At least six different dust devils appear in the images, some of them in more than one image. They range in diameter from about 2 meters (7 feet) to about 5 meters (16 feet).

"It will be very interesting to watch over the next days and weeks to see if there are lots of dust devils or if this was an isolated event," Lemmon said.
The Phoenix team is not worried about any damage to the spacecraft from these swirling winds. "With the thin atmosphere on Mars, the wind loads we might experience from dust devil winds are well within the design of the vehicle,"

said Ed Sedivy, Phoenix program manager at Lockheed Martin Space Systems Company, Denver, which made the spacecraft. "The lander is very rigid with the exception of the solar arrays, which once deployed, latched into position and became a tension structure."

Phoenix monitors air pressure every day, and on the same day the camera saw dust devils, the pressure meter recorded a sharper dip than ever before.
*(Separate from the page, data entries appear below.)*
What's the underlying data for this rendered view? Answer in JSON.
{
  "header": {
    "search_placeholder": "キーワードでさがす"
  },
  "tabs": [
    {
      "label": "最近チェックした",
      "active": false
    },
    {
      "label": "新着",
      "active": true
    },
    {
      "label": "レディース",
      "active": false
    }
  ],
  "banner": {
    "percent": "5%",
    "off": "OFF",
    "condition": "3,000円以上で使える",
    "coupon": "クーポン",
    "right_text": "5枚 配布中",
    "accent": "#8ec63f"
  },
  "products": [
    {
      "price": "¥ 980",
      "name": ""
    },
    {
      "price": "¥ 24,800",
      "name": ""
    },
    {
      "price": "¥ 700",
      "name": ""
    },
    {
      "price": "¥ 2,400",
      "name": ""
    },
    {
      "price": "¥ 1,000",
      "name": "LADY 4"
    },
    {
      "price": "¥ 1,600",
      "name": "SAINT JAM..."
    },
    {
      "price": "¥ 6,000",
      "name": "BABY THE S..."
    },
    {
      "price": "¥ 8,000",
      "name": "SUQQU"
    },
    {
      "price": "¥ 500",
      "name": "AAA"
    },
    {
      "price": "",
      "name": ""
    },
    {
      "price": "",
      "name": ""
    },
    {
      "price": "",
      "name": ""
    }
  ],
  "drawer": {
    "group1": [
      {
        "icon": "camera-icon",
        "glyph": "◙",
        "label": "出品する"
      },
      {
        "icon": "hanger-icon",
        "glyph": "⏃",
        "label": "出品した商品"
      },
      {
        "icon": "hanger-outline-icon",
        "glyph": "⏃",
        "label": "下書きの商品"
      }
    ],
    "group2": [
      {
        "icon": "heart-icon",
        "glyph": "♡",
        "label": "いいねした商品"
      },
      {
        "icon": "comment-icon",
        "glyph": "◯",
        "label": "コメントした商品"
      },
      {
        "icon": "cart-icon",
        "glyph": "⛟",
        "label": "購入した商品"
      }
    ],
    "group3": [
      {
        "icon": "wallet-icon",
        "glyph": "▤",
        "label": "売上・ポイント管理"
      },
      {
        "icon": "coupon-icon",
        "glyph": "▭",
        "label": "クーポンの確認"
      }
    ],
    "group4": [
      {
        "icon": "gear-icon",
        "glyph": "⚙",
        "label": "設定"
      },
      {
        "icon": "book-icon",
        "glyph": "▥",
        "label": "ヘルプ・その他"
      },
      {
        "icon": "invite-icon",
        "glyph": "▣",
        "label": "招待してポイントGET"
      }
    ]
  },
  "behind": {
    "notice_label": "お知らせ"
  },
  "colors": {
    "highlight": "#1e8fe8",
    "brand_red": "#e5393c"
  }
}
The change was still less than the daily change in air pressure from daytime to nighttime, but over a much shorter time.

"Throughout the mission, we have been detecting vortex structures that lower the pressure for 20 to 30 seconds during the middle part of the day," said Peter Taylor of York University, Toronto, Canada, a member of the Phoenix science team. "In the last few weeks, we've seen the intensity increasing, and now these vortices appear to have become strong enough to pick up dust."

A key factor in the whirlwinds getting stronger is an increase in the difference between daytime and nighttime temperatures. Daytime highs at the Phoenix site are still about minus 30 Celsius (minus 22 Fahrenheit), but nighttime lows have been dropping a few degrees, getting close to minus 90 Celsius (minus 130 Fahrenheit).

The same day as the dust devils were seen, the photographed swinging of Phoenix's telltale wind gauge indicated wind speeds exceeding 5 meters per second (11 miles per hour).

Images from spacecraft orbiting Mars had previously indicated that dust devils exist in the region where Phoenix landed.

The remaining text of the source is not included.